Romola was inwardly struggling with strong forces: that immense personal influence of Savonarola, which came from the energy of his emotions and beliefs: and her consciousness, surmounting all prejudice, that his words implied a higher law than any she had yet obeyed. But the resisting thoughts were not yet overborne.

"How, then, could Dino be right? He broke ties. He forsook his place."

"That was a special vocation. He was constrained to depart, else he could not have attained the higher life. It would have been stifled within him."

"And I too," said Romola, raising her hands to her brow, and speaking in a tone of anguish, as if she were being dragged to some torture. "Father, you may be wrong."

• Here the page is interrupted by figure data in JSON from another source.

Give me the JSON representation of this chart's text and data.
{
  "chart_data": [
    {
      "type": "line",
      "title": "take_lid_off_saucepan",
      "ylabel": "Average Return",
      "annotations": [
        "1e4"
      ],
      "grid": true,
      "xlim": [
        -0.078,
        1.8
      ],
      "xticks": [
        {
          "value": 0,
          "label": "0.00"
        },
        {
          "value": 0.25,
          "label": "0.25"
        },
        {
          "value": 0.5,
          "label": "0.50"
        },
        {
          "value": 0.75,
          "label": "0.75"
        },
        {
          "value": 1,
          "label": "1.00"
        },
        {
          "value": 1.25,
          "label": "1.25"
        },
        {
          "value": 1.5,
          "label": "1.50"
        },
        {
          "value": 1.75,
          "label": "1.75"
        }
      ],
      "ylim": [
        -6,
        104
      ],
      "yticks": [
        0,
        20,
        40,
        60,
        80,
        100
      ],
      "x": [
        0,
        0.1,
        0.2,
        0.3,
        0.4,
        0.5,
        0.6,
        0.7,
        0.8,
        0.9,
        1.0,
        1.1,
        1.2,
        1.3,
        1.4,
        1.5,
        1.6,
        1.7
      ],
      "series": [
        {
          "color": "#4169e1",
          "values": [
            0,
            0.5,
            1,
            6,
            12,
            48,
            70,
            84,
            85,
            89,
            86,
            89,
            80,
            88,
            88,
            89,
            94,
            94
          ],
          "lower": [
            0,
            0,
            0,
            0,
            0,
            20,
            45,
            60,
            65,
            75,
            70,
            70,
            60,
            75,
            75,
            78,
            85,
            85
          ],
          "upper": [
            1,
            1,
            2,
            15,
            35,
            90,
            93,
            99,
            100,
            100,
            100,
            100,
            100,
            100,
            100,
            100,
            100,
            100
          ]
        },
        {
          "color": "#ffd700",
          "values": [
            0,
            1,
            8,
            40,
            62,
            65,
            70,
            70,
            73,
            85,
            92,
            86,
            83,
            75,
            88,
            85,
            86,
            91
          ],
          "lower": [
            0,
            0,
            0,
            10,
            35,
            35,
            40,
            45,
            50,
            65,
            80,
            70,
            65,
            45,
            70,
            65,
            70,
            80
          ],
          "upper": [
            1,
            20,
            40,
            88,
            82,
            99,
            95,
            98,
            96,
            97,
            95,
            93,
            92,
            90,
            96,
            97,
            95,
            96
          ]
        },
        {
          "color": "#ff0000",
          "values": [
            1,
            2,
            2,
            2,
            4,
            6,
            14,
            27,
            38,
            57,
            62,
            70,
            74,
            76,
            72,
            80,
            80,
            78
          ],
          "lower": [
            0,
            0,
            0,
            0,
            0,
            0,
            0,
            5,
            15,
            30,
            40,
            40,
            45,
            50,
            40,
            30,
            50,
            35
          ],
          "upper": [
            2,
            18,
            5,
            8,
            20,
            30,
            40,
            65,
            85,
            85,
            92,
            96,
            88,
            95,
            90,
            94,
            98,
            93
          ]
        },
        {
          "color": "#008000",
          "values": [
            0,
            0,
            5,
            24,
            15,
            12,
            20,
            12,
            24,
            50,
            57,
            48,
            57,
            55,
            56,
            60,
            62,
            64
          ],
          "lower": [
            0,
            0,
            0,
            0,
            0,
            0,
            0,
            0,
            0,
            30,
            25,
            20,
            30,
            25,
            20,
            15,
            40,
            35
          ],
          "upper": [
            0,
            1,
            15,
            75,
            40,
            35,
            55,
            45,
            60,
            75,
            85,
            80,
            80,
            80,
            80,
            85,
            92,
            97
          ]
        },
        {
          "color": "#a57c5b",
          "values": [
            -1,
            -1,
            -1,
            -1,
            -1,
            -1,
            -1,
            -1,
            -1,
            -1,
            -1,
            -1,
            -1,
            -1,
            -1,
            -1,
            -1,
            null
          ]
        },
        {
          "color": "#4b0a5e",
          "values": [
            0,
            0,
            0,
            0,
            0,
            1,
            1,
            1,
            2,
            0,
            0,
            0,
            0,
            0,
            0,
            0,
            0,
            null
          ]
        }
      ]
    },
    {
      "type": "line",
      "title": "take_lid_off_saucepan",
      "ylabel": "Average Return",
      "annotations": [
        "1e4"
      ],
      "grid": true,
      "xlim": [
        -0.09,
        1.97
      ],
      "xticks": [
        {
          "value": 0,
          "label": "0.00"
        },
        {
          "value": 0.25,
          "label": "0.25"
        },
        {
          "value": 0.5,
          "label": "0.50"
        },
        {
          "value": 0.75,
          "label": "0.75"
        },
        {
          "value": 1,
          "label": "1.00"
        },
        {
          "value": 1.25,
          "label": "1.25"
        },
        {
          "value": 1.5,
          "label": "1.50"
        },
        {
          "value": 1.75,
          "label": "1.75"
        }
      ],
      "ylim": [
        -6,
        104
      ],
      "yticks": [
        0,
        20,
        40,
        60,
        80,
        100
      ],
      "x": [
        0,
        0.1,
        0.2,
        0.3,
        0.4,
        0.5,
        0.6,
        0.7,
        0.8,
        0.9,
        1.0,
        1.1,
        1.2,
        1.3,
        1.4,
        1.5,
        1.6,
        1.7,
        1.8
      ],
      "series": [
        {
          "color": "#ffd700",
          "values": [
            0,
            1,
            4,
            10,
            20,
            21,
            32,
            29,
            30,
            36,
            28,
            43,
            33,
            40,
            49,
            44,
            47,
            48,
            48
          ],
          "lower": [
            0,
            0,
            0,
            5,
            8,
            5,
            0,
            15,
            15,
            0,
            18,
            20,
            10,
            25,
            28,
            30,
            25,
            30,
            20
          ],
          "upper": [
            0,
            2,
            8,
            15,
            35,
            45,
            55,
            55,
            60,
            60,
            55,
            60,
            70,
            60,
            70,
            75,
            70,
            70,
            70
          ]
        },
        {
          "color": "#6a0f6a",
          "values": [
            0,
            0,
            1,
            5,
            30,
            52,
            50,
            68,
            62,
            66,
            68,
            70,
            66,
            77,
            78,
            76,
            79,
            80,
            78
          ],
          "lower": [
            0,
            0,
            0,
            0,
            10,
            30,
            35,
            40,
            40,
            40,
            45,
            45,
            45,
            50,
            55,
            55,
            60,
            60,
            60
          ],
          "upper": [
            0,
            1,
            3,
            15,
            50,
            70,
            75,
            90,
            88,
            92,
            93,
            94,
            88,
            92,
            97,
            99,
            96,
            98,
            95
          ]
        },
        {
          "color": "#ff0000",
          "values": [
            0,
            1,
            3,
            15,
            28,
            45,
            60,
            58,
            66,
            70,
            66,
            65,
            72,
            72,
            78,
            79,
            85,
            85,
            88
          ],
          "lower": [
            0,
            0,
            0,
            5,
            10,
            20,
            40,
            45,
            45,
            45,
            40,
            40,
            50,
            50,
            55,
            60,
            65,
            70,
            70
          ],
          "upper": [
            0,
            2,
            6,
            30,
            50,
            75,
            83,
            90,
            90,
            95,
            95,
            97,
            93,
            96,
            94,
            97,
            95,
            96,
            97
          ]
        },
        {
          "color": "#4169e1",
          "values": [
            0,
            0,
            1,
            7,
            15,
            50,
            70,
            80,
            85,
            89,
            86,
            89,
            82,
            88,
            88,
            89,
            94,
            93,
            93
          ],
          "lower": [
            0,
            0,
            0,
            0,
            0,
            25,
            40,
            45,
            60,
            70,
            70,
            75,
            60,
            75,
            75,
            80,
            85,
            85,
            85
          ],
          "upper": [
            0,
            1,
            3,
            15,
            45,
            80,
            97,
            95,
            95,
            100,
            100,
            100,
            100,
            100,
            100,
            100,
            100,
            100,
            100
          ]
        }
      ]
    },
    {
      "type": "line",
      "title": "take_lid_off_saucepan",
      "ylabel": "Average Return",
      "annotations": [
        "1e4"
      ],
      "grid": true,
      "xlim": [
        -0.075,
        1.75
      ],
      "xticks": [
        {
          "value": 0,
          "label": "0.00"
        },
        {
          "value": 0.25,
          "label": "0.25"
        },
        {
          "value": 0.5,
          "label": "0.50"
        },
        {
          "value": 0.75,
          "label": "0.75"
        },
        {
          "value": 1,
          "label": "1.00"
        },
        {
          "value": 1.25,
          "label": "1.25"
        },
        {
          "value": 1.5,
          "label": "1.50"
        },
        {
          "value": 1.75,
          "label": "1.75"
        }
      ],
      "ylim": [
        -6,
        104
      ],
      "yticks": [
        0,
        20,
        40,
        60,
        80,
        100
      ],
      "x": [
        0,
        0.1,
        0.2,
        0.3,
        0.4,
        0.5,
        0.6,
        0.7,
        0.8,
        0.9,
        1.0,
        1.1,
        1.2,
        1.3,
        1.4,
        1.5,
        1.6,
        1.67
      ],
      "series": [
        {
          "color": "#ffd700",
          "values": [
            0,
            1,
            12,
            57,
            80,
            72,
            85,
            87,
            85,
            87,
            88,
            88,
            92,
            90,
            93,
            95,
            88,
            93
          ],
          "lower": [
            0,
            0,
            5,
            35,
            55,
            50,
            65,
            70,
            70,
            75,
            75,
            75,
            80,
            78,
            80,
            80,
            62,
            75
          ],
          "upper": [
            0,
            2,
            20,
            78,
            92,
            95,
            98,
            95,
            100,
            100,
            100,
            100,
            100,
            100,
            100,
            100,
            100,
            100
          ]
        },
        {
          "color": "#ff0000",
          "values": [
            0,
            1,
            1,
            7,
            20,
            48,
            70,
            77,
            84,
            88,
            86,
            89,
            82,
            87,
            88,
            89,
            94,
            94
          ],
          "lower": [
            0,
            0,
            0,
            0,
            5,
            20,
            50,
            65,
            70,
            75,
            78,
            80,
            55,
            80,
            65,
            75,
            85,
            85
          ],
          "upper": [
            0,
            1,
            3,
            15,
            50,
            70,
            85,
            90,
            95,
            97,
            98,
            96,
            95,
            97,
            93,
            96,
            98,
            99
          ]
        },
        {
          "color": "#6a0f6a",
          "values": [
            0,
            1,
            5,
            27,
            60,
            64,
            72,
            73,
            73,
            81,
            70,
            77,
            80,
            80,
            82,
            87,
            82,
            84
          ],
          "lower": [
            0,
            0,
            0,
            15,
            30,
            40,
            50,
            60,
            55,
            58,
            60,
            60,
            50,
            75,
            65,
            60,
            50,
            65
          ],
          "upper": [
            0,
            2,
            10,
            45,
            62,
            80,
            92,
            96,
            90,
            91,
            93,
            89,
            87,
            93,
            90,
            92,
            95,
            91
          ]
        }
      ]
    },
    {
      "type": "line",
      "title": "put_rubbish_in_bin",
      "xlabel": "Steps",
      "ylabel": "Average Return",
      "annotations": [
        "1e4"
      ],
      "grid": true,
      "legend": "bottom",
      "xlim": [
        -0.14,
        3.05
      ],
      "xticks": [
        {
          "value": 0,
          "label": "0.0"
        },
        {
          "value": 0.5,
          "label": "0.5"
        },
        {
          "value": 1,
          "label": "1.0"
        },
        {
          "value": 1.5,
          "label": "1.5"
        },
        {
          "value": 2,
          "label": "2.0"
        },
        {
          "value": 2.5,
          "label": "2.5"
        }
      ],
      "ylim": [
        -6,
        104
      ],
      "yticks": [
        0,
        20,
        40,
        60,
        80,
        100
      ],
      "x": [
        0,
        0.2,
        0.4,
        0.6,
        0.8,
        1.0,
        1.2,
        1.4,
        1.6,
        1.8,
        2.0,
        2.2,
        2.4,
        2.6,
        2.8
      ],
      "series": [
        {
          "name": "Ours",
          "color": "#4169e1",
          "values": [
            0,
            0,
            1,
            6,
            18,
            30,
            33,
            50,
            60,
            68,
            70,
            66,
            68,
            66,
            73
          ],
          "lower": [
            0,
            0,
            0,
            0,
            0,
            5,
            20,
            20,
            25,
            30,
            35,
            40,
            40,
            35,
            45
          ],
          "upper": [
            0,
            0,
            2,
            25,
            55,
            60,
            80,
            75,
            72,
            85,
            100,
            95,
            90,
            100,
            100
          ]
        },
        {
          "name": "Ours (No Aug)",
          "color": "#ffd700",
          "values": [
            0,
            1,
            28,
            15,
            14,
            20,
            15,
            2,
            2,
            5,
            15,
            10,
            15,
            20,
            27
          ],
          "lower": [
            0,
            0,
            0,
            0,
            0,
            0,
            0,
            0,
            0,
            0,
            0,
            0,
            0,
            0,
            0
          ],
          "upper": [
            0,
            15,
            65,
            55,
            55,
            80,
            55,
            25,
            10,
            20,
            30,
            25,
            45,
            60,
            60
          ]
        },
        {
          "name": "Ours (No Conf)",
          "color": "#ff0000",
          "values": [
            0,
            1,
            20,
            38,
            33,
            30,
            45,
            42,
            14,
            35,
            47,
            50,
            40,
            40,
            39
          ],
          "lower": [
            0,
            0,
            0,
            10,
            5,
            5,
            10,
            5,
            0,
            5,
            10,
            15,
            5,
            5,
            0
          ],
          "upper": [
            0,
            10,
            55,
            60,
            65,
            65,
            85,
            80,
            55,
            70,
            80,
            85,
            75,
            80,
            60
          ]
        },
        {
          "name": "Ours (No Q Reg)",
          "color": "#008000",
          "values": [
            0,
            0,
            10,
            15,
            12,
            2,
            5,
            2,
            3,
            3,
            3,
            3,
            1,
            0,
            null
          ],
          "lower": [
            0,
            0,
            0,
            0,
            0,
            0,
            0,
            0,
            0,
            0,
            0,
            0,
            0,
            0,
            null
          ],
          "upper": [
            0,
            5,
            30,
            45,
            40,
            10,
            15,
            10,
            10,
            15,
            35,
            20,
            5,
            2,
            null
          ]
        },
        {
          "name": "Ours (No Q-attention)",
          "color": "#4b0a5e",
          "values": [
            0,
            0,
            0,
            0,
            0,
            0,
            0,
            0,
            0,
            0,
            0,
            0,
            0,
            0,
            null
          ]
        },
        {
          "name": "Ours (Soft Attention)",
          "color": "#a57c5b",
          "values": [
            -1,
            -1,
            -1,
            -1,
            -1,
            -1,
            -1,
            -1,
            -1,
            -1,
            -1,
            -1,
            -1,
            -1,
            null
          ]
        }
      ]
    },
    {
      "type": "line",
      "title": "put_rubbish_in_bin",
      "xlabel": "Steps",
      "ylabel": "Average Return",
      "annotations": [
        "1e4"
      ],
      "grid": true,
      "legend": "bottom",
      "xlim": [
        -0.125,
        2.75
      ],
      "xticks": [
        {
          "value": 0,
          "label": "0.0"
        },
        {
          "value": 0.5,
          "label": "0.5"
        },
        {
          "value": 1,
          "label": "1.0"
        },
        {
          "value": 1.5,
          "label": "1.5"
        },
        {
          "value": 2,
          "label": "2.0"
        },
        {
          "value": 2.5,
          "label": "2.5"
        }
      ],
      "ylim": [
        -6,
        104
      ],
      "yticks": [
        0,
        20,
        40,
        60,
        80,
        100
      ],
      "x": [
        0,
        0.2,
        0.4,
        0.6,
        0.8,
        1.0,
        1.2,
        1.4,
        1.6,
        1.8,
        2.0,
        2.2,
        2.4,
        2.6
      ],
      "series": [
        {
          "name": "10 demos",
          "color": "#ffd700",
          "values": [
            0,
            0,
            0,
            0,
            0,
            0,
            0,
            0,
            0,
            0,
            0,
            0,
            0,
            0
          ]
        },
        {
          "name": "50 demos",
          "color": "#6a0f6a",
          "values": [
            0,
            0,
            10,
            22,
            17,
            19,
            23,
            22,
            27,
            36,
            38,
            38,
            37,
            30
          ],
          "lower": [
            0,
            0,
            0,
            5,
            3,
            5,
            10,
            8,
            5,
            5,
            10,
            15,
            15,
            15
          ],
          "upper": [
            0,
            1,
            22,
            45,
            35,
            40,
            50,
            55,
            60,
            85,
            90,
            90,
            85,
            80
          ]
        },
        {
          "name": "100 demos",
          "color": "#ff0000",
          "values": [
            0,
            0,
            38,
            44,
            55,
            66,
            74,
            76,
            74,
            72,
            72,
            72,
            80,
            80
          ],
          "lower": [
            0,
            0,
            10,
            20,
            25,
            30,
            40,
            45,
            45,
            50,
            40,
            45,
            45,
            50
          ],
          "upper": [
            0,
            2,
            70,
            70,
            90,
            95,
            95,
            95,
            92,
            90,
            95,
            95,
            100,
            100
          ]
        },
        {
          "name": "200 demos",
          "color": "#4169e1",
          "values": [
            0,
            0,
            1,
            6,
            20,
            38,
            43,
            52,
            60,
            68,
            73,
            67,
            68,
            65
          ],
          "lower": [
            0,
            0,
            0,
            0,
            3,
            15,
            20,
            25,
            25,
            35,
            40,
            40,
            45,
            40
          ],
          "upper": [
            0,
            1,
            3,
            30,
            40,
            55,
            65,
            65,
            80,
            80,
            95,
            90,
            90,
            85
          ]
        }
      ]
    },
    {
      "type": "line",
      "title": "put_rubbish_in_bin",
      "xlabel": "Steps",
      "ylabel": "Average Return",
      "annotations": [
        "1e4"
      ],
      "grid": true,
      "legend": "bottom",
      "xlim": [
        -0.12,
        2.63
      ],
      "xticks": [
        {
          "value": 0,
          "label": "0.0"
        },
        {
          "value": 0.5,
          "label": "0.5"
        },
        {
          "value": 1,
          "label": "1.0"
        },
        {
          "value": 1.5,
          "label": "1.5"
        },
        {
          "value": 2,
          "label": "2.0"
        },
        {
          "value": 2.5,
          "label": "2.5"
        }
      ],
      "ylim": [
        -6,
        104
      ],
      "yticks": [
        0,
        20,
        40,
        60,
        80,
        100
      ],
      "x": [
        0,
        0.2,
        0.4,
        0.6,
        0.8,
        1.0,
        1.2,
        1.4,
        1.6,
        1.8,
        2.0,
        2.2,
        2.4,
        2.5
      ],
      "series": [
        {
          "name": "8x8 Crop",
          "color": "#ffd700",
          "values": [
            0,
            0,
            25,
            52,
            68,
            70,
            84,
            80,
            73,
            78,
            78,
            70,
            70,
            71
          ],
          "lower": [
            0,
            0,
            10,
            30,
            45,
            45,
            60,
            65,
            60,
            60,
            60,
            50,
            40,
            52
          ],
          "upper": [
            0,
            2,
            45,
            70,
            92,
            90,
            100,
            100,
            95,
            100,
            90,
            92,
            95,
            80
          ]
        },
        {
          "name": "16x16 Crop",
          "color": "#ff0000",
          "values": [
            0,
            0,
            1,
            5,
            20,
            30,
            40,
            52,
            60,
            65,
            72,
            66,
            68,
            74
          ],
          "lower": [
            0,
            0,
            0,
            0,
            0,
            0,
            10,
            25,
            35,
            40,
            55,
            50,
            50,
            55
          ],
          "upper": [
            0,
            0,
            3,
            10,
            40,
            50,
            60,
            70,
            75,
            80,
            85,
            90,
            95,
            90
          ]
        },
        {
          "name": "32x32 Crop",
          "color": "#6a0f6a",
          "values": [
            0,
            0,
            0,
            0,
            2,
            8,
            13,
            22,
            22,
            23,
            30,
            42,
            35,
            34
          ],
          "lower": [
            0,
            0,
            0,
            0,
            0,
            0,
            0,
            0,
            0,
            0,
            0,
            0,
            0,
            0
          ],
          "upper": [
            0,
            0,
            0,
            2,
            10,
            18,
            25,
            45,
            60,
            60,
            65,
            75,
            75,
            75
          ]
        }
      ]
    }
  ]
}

"Ask your conscience, my daughter. You have no vocation such as your brother had. You are a wife. You seek to break your ties in self–will and anger, not because the higher life calls upon you to renounce them. The higher life begins for us, my daughter, when we renounce our own will to bow before a Divine law. That seems hard to you. It is the portal of wisdom, and freedom, and blessedness. And the symbol of it hangs before you. That wisdom is the religion of the Cross. And you stand aloof from it: you are a pagan; you have been taught to say, `I am as the wise men who lived before the time when the Jew of Nazareth was crucified.' And that is your wisdom! To be as the dead whose eyes are closed, and whose ear is deaf to the work of God that has been since their time. What has your dead wisdom done for you, my daughter? It has left you without a heart for the neighbours among whom you dwell, without care for the great work by which Florence is to be regenerated and the world made holy; it has left you without a share in the Divine life which quenches the sense of suffering Self in the ardours of an ever–growing love. And now, when the sword has pierced your soul, you say, `I will go away; I cannot bear my sorrow.' And you think nothing of the sorrow and the wrong that are within the walls of the city where you dwell: you would leave your place empty, when it ought to be filled with your pity and your labour. If there is wickedness in the streets, your steps should shine with the light of purity; if there is a cry of anguish, you, my daughter, because you know the meaning of the cry, should be there to still it. My beloved daughter, sorrow has come to teach you a new worship: the sign of it hangs before you."